Matternet is working on autonomous drones, but it has run into challenges. Santana says sensors exist to tell robots where they are flying, at what speed, the weather and other factors. But sometimes, these sensors are too large for drones, are not accurate or are slow to send data.
Santana says one of the reasons Western countries have fuzzy regulation regarding drones is because no one has been able to prove the reliability of the technology – “that you will give the same command to a drone 100 times, and the 100 times, the drone will execute the exact same command.”
Santana says another hurdle is the drones’ capacity to sense an unforeseeable object blocking its way. Orkwis of the University of Cincinatti says drones still need to gain the ability to reliably account for wind and fly between buildings.
Heerkens says the basic technologies for unmanned planes exist.
“What is missing is integrating the technologies into an aircraft,” he says. “What is also missing is the market information and the business model to know how exactly you should operate an unmanned cargo aircraft. Which markets are the most profitable? Are shippers ready to use these unmanned cargo aircraft?”
Experience with operating unmanned cargo planes, especially in the same airspace as manned aircraft, is also lacking.
Heerkens forecasts that the first markets for autonomous planes may be between isolated communities, and then the integrators may trade in their manned aircraft for unmanned.
Another obstacle for unmanned cargo flight goes beyond engineering or law; it’s psychology.
Orkwis says drones need to gain acceptance in people’s minds.
“We want to get away from the idea that drones are there to spy on people and drop missiles on terrorists. I mean, it’s a job that they do, but there’s also are the good that can be done from them too. It’s something that has to come across,” Orkwis says. “When people see pizza getting delivered or something at some point, I think maybe they’ll appreciate it a little bit more what’s possible.”

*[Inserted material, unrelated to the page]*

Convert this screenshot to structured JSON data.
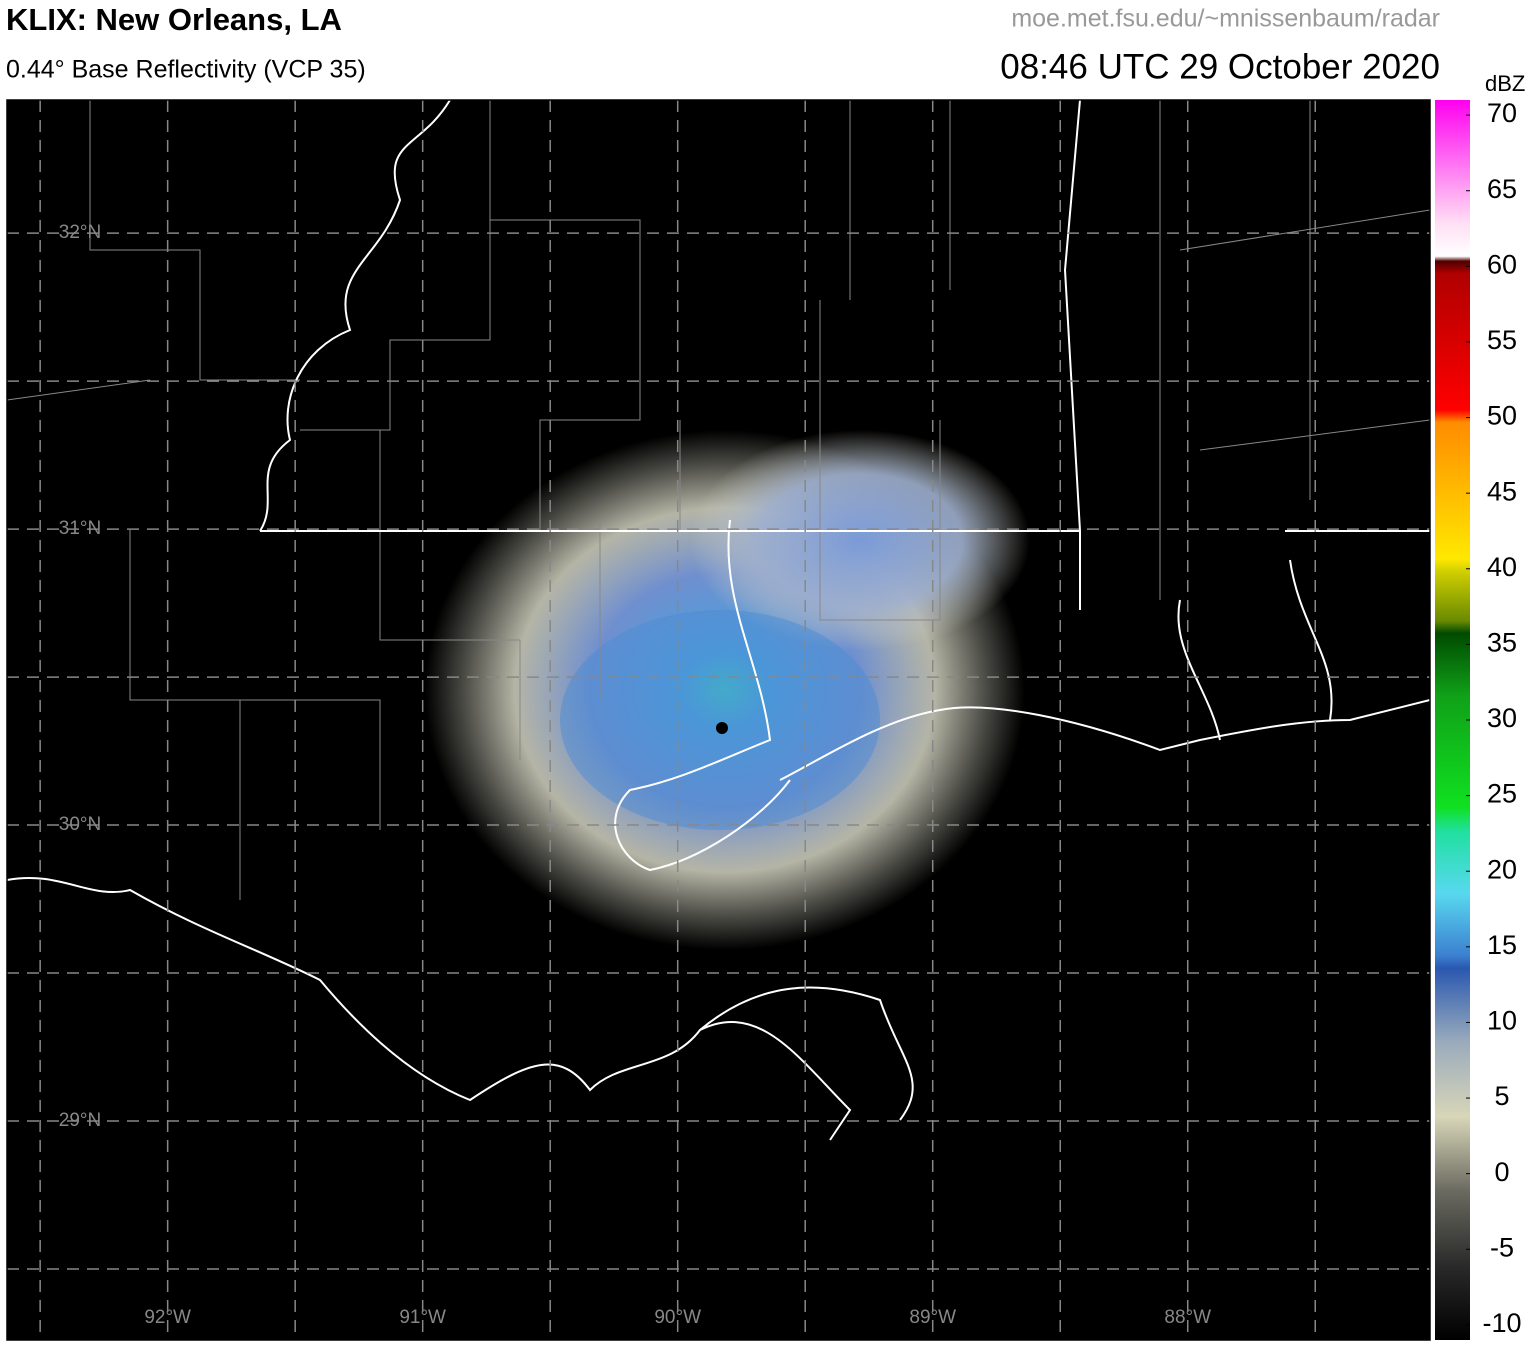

(In 2013, Domino’s Pizza in the UK tested delivering pizza via drone.)
De Graaff also thinks public opinion will eventually embrace unmanned cargo planes.
“I think that the citizens will adapt very quickly because they already get used to driverless driving, like the Google car that’s just been announced and so on,” he says. “People will get accustomed to it quite quickly, so it’s not my major concern. My major concern is that the technology has to be safe and secure, and that’s something we have not achieved yet.”